With the announcement of the split of Viacom, Dolgen and Lansing
were replaced by former television executives Brad Grey and Gail
Berman. The decision was made to split Viacom into two companies,
which in turn led to a dismantling of the Paramount Studio/Paramount
TV infrastructure. The current Paramount is about one-quarter the
size it was under Dolgen and Lansing and consists only of the movie
studio. The famed Paramount Television studio was made part of CBS
in the split. The remaining businesses were sold off or parcelled
out to other operating groups. Paramount's home entertainment unit
continues to distribute the Paramount TV library through CBS DVD.

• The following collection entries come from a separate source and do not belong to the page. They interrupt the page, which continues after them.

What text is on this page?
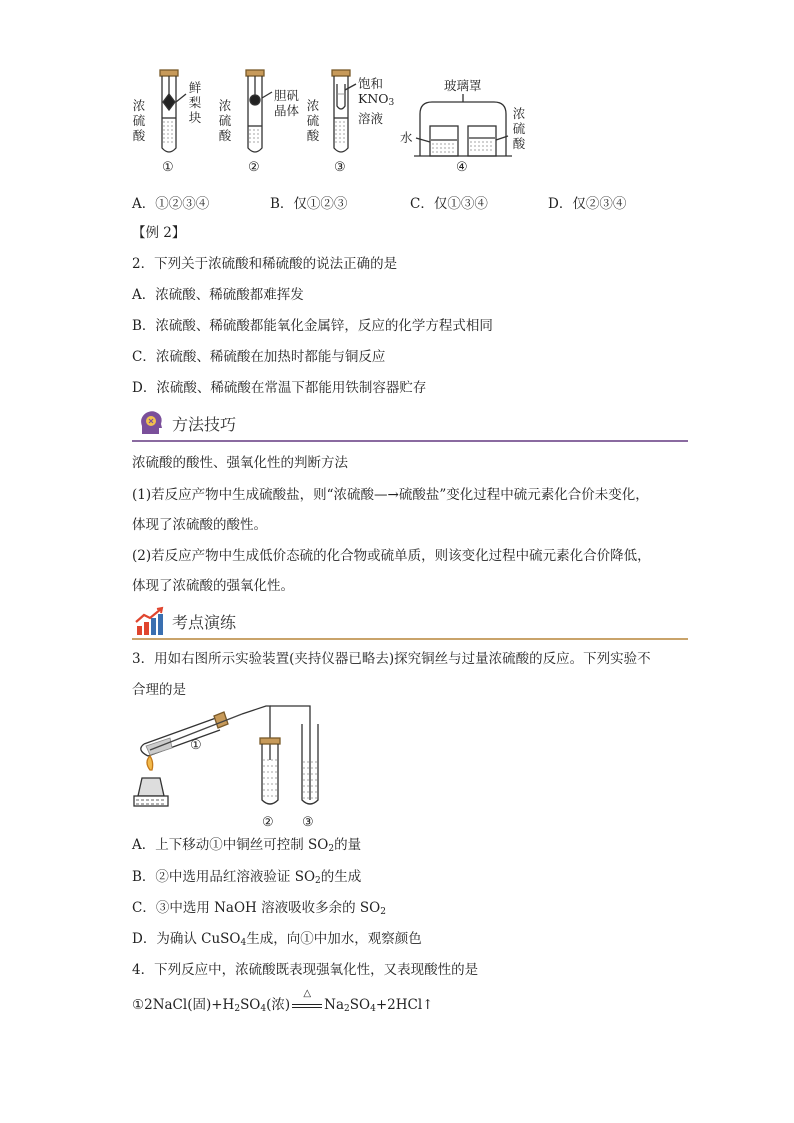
浓
硫
酸
鲜
梨
块
浓
硫
酸
胆矾
晶体 浓
硫
酸
饱和
$KNO_3$
溶液
玻璃罩
水
浓
硫
酸
①	②	③	④
A．①②③④	B．仅①②③	C．仅①③④	D．仅②③④
【例 2】
2．下列关于浓硫酸和稀硫酸的说法正确的是
A．浓硫酸、稀硫酸都难挥发
B．浓硫酸、稀硫酸都能氧化金属锌，反应的化学方程式相同
C．浓硫酸、稀硫酸在加热时都能与铜反应
D．浓硫酸、稀硫酸在常温下都能用铁制容器贮存
方法技巧
浓硫酸的酸性、强氧化性的判断方法
(1)若反应产物中生成硫酸盐，则“浓硫酸—→硫酸盐”变化过程中硫元素化合价未变化，
体现了浓硫酸的酸性。
(2)若反应产物中生成低价态硫的化合物或硫单质，则该变化过程中硫元素化合价降低，
体现了浓硫酸的强氧化性。
考点演练
3．用如右图所示实验装置(夹持仪器已略去)探究铜丝与过量浓硫酸的反应。下列实验不
合理的是
①
② ③
A．上下移动①中铜丝可控制 $SO_2$的量
B．②中选用品红溶液验证 $SO_2$的生成
C．③中选用 NaOH 溶液吸收多余的 $SO_2$
D．为确认 CuSO$_4$生成，向①中加水，观察颜色
4．下列反应中，浓硫酸既表现强氧化性，又表现酸性的是
①2NaCl(固)$+H_2SO_4$(浓)
△
$Na_2SO_4+2HCl↑$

On December 11, 2005, Paramount announced that it had purchased
DreamWorks SKG (which was co-founded by former Paramount executive
Jeffrey Katzenberg) in a deal worth $1.6 billion. The announcement
was made by Brad Grey, chairman and CEO of Paramount Pictures, who
noted that enhancing Paramount's pipeline of pictures is a "key
strategic objective in restoring Paramount's stature as a leader in
filmed entertainment." The agreement does not include DreamWorks
Animation SKG Inc., the most profitable part of the company that
went public last year.
Under the deal, Paramount is required to distribute the DreamWorks
animated films for a small fee that covers Paramount's out of pocket
costs, including the Shrek franchise (starting with the 2007
installment, Shrek the Third). The first film distributed under this
deal is Over the Hedge.
The deal closed on February 6, 2006. This acquisition was seen at
the time as a stopgap measure as Brad Grey had been unsuccessful in
assembling sufficient films for production and distribution and the
DreamWorks films would fill the gap.